If we choose our b (m) to be very large, then we need more memory but get higher accuracy. (Storage consumption is growing exponentially.) In addition, calculating the layout can take longer with a high b (m). If we have many user bins and observe a long layout computation time, then it is worth choosing a somewhat smaller b (m). Furthermore, the relative error of the HLL estimate increases with a decreasing b (m). Based on our benchmarks, we believe that anything above m = 512 should be fine.

Advanced options for HLL sketches

The following options should only be touched if the calculation takes a long time.

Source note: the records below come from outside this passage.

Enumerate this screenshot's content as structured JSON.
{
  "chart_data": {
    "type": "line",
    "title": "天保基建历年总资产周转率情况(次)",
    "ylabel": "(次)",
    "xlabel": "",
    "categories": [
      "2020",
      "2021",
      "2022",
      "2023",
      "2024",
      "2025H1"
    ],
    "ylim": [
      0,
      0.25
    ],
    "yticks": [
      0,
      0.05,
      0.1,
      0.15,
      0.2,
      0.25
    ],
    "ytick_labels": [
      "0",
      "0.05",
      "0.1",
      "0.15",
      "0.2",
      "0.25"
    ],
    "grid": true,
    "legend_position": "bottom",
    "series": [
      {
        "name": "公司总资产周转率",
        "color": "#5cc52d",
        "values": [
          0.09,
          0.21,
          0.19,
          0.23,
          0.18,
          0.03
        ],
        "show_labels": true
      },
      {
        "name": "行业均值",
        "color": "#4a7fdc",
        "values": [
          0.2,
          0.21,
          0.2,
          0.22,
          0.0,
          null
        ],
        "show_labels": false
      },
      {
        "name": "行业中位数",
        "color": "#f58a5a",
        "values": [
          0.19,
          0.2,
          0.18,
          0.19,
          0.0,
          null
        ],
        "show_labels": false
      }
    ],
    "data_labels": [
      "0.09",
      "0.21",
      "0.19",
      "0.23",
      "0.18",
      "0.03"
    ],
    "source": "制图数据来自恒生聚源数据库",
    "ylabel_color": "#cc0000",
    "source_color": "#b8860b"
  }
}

We have implemented another preprocessing that summarises the technical bins even better with regard to the similarities of the input data. This can be switched off with the flag --skip-similarity-preprocessing if it costs too much runtime.

With --max-rearrangement-ratio you can further influence a part of the preprocessing (value between 0 and 1). If you set this value to 1, it is switched off. If you set it to a very small value, you will also need more runtime and memory. If it is close to 1, however, just little re-arranging is done, which could result in a less memory-efficient layout. This parameter should only be changed if the layouting takes to much memory or time, because there it can have a large influence.

One last observation about these advanced options: If you expect hardly any similarity in the data set, then the similarity preprocessing makes very little difference.

Another advanced Option: alpha

You should only touch the parameter --alpha if you have understood very well how the layout works and you are dissatisfied with the resulting index, e.g. there is still a lot of space in RAM but the index is very slow.

The layout algorithm optimizes the space consumption of the resulting HIBF but currently has no means of optimizing the runtime for querying such an HIBF. In general, the ratio of merged bins and split bins influences the query time because a merged bin always triggers another search on a lower level. To influence this ratio, alpha can be used.

Alpha is a parameter for weighting the storage space calculation of the lower-level IBFs. It functions as a lower-level penalty, i.e. if alpha is large, the DP algorithm tries to avoid lower levels, which at the same time leads to the top-level IBF becoming somewhat larger. This improves query times but leads to a bigger index.